Your scenario makes sense only if MIRV-ed warheads can teleport anywhere on Chinese territory, so you would consume more warheads in a cheaper (more) decoyed clustered silo design than an expensive (less) decoyed isolated design... but MIRV-ed warheads have limits to how far apart it can hit.The missile costs are the same because there are 50 ballistic missiles in each scenario. I'm saying the overhead of maintaining 100 isolated silos is greater than 5 fields of 100 silos each. In scenario 1 there are 50 live and 50 decoy silos, while in scenario 2 there are 50 live and 450 decoy silos. The point of this is that the enemy doesn't know which silos are live and which aren't, so he has to hit everything. In scenario 2 he has to use 500 warheads, while in 1 only 100.

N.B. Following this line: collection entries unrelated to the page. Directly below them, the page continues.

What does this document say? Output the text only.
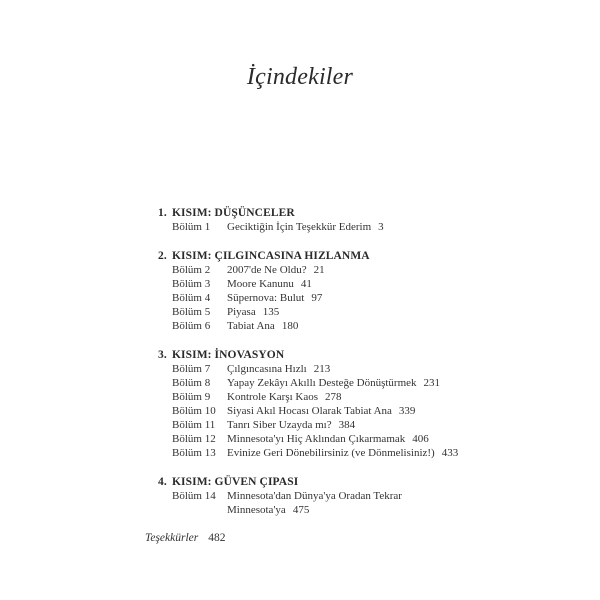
İçindekiler
1. KISIM: DÜŞÜNCELER
Bölüm 1	Geciktiğin İçin Teşekkür Ederim 3
2. KISIM: ÇILGINCASINA HIZLANMA
Bölüm 2	2007'de Ne Oldu? 21
Bölüm 3	Moore Kanunu 41
Bölüm 4	Süpernova: Bulut 97
Bölüm 5	Piyasa 135
Bölüm 6	Tabiat Ana 180
3. KISIM: İNOVASYON
Bölüm 7	Çılgıncasına Hızlı 213
Bölüm 8	Yapay Zekâyı Akıllı Desteğe Dönüştürmek 231
Bölüm 9	Kontrole Karşı Kaos 278
Bölüm 10	Siyasi Akıl Hocası Olarak Tabiat Ana 339
Bölüm 11	Tanrı Siber Uzayda mı? 384
Bölüm 12	Minnesota'yı Hiç Aklından Çıkarmamak 406
Bölüm 13	Evinize Geri Dönebilirsiniz (ve Dönmelisiniz!) 433
4. KISIM: GÜVEN ÇIPASI
Bölüm 14	Minnesota'dan Dünya'ya Oradan Tekrar
Minnesota'ya 475
Teşekkürler 482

In reality, nations are more delivery-vehicle limited than warhead-limited, and MIRV-ed missiles have limitations in how far apart each warhead can target and hit. MIRV-ed missiles are limited to targets along the general linear flight path of the missile, the distance between targets is hundreds to thousands of kilometers, and so MIRV-ed missile can only hit targets in relatively close proximity to that path. Some claim to be able to hit targets as far as 1,500 kilometers apart.

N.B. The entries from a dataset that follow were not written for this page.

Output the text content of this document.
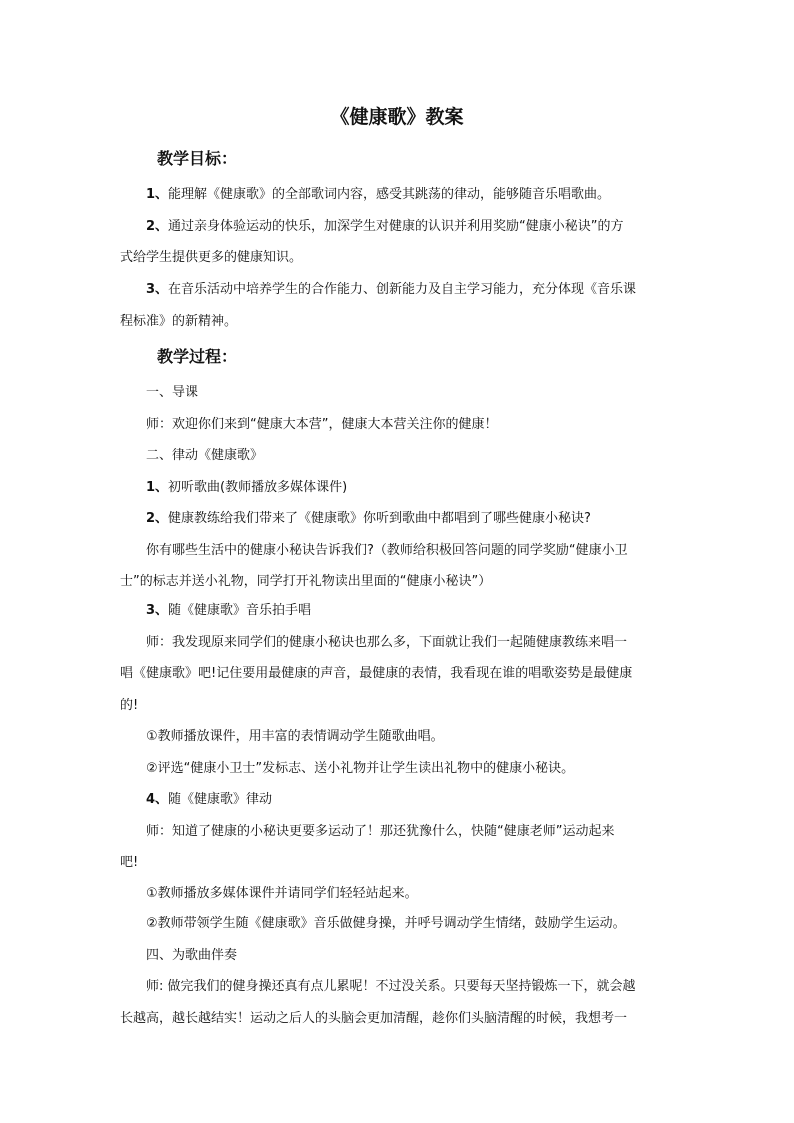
《健康歌》教案
教学目标：
1、能理解《健康歌》的全部歌词内容，感受其跳荡的律动，能够随音乐唱歌曲。
2、通过亲身体验运动的快乐，加深学生对健康的认识并利用奖励“健康小秘诀”的方
式给学生提供更多的健康知识。
3、在音乐活动中培养学生的合作能力、创新能力及自主学习能力，充分体现《音乐课
程标准》的新精神。
教学过程：
一、导课
师：欢迎你们来到“健康大本营”，健康大本营关注你的健康！
二、律动《健康歌》
1、初听歌曲(教师播放多媒体课件)
2、健康教练给我们带来了《健康歌》你听到歌曲中都唱到了哪些健康小秘诀?
你有哪些生活中的健康小秘诀告诉我们?（教师给积极回答问题的同学奖励“健康小卫
士”的标志并送小礼物，同学打开礼物读出里面的“健康小秘诀”）
3、随《健康歌》音乐拍手唱
师：我发现原来同学们的健康小秘诀也那么多，下面就让我们一起随健康教练来唱一
唱《健康歌》吧!记住要用最健康的声音，最健康的表情，我看现在谁的唱歌姿势是最健康
的!
①教师播放课件，用丰富的表情调动学生随歌曲唱。
②评选“健康小卫士”发标志、送小礼物并让学生读出礼物中的健康小秘诀。
4、随《健康歌》律动
师：知道了健康的小秘诀更要多运动了！那还犹豫什么，快随“健康老师”运动起来
吧!
①教师播放多媒体课件并请同学们轻轻站起来。
②教师带领学生随《健康歌》音乐做健身操，并呼号调动学生情绪，鼓励学生运动。
四、为歌曲伴奏
师: 做完我们的健身操还真有点儿累呢！不过没关系。只要每天坚持锻炼一下，就会越
长越高，越长越结实！运动之后人的头脑会更加清醒，趁你们头脑清醒的时候，我想考一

A clustered silo design would be an easy target for MIRV-ed warheads if the "d" distance is less than the MIRV-ed warhead targeting distance of "d2". If isolated silos are built farther than the MIRV-ed warhead targeting distance of "d2", then you are forcing the enemy to use more missile delivery vehicles. Delivery vehicles are generally the bottleneck compared to warheads.